21/01/15

IMAGEM DA VIDA CRISTÃ (I)

(da obra "Imagem da Vida Cristã", de Fr. Heitor Pinto)

DIÁLOGO DA VERDADEIRA FILOSOFIA
(adaptação nos diálogos, por Ascendens)

I
Capítulo

Da excelência da vista sobre os outros sentidos, e da descobrimento da verdade.

Indo praticando pelos cemceirais de Coimbra ao longo do Mondego dois amigos, que saíram da cidade, um deles dado muito ao estudo da humanidade, que presumia excessivamente de discreto e grande filósofo, e queria antes parece-lo, que sê-lo, da condição dos que escolhem antes latão lustroso, que prata sem lustro, outro menos humanista, mas mais humano, encontraram com um ermitão, homem religioso e letrado, de que tinham conhecimento doutro tempo, em que todos naquela universidade estudaram e conversaram. E depois de sandados, e passarem ante si algumas amorosas palavras, perguntou o filósofo ao ermitão como estava, e que anos tinha de idade, porque lhe parecia mais velho do que ele julgava ser:

- Ermitão: Eu não estou, nem tenho nem um só ano de idade; e o mesmo podem com verdade dizer de si todos os homens.

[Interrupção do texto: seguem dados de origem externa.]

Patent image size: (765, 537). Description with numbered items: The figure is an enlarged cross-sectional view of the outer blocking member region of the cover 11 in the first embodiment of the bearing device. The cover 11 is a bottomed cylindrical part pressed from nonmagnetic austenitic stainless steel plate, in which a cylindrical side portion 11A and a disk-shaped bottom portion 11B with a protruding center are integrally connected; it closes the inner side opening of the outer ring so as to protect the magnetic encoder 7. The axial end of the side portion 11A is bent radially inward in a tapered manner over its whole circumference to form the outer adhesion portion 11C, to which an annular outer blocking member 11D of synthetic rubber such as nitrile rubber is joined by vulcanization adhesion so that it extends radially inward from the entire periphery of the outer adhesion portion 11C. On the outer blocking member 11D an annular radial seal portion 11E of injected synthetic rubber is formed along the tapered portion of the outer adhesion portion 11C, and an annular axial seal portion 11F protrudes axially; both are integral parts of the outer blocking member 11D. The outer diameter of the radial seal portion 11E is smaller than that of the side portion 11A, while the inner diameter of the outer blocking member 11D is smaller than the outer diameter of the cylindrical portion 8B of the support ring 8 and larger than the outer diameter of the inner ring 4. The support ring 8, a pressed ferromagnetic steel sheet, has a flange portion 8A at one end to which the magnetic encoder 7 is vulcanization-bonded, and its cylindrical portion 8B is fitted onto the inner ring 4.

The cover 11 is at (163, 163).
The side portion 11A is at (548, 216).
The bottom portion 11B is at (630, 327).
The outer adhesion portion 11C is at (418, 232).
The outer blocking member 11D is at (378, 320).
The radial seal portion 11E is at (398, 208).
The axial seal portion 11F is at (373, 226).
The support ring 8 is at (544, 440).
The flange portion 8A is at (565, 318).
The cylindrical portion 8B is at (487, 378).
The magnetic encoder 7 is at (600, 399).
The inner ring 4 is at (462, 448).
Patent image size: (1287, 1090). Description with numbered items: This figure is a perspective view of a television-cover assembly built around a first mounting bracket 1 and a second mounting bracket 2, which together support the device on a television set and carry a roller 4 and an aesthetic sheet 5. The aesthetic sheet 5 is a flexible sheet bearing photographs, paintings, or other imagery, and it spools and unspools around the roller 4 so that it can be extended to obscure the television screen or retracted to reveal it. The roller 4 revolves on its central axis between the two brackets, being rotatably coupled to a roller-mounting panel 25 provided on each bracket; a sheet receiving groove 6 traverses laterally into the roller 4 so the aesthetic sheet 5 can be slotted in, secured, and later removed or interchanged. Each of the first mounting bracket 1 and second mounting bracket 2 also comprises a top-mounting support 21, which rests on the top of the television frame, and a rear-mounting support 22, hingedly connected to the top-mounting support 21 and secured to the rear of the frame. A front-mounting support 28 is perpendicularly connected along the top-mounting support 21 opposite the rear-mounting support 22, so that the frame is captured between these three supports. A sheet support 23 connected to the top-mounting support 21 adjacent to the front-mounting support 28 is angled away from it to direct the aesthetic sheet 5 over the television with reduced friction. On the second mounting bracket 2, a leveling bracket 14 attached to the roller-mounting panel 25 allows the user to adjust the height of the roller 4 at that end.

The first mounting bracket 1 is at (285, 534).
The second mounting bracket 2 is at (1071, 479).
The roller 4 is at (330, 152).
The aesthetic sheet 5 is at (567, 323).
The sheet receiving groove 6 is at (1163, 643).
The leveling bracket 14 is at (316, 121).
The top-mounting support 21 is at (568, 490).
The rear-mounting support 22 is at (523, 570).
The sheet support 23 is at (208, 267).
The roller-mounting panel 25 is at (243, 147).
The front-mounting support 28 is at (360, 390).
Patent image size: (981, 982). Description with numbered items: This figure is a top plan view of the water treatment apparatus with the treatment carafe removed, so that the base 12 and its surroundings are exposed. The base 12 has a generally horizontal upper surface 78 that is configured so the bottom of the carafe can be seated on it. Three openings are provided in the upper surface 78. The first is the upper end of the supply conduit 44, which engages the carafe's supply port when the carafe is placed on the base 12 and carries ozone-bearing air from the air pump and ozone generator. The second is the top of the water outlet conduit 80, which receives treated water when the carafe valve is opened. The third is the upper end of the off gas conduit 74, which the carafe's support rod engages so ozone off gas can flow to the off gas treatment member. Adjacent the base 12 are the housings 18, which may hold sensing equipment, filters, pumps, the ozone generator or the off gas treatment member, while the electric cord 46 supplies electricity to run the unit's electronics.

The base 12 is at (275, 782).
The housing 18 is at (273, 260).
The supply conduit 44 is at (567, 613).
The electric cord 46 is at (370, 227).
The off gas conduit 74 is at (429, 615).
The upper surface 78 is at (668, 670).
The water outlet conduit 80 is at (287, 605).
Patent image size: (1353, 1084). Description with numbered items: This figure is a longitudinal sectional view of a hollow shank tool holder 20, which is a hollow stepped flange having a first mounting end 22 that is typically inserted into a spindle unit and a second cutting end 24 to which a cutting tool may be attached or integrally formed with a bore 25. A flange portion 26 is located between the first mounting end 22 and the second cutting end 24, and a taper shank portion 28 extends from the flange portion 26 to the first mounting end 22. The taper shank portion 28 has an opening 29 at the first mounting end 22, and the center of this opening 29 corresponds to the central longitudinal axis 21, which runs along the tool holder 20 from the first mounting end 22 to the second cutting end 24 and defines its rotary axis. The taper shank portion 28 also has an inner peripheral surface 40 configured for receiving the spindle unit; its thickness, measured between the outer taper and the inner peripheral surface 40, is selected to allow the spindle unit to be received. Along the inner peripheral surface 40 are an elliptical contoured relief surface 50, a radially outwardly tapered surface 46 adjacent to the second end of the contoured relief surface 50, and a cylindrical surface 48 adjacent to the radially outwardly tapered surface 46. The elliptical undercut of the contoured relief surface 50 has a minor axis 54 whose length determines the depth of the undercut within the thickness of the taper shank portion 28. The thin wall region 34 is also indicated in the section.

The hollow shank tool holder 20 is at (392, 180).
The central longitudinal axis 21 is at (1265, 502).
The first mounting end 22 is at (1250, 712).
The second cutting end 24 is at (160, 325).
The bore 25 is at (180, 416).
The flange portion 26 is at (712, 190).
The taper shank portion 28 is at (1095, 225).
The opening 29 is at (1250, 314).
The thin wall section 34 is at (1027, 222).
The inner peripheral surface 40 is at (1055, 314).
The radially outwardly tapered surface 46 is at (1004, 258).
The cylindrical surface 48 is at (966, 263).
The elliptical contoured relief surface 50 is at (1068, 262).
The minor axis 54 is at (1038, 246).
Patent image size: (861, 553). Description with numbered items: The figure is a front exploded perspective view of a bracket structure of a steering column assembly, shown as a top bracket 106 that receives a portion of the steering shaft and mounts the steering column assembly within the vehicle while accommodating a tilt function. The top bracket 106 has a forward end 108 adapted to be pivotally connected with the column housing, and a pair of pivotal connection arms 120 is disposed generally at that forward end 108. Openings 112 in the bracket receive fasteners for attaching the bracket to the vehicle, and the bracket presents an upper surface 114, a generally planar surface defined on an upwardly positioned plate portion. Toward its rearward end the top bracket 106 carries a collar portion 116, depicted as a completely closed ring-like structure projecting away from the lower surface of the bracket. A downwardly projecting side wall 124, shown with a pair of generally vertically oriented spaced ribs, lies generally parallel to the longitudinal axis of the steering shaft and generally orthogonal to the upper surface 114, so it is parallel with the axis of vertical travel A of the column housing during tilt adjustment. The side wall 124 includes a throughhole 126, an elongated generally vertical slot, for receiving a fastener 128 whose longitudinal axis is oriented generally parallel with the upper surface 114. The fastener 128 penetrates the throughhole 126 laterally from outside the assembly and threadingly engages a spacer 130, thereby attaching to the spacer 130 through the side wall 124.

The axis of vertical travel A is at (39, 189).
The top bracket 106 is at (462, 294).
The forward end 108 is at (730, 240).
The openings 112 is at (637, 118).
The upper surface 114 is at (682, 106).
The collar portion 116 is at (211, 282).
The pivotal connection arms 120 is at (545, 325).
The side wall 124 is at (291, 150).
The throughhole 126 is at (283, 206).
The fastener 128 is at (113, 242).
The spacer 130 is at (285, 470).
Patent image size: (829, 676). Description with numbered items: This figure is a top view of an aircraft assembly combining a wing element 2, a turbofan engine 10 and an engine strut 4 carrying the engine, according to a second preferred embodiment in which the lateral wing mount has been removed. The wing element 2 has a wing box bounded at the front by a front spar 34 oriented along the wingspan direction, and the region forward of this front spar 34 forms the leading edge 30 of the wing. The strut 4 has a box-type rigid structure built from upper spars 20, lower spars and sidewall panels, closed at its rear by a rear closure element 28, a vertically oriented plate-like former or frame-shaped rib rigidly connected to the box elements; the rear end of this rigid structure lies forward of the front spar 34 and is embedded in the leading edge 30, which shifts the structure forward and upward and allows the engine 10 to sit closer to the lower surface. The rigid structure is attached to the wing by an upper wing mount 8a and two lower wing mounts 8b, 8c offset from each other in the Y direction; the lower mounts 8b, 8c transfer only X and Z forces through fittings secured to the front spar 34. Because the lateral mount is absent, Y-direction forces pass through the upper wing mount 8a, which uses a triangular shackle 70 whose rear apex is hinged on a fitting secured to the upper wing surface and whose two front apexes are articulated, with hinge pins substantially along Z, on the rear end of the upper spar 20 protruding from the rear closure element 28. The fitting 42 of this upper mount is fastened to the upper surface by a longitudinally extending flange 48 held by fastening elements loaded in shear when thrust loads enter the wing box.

- Filósofo: É nova opinião, essa.

- Er: Nem é nova nem opinião, se não antiga e manifesta verdade. Que se fora nova começara há pouco, mas ela é sentença dos sábios antigos, que de si deixaram gloriosa memória: e se fôra opinião fôra de coisas contingentes e incertas, mas ela é necessária e certíssima.

- Fi: E eu tenho-a por falsíssima. E é ou tão são dúvida, que a não terá nisso, se não quem segundo o costume dos académicos, quiser em tudo duvidar.

- Companheiro: Aí há verdades que não parecem, não por não serem, mas por não entendermos a diversidade do estilo em que são ditas. Digo isto, porque o padre, como se desnaturou do mundo, para que quanto dele estivesse mais apartado, tanto estivesse com Deus mais unido, e quanto mais longe estivesse da terra, e de si ainda mais longe, tanto mais perto estivesse do céu, tem outro estilo tão diferentes do nosso, que havemos de entender: que se o não estendemos é porque passa ele além das balisas do nosso entendimento, mas não porque em suas palavras haja erro, nem falsidade.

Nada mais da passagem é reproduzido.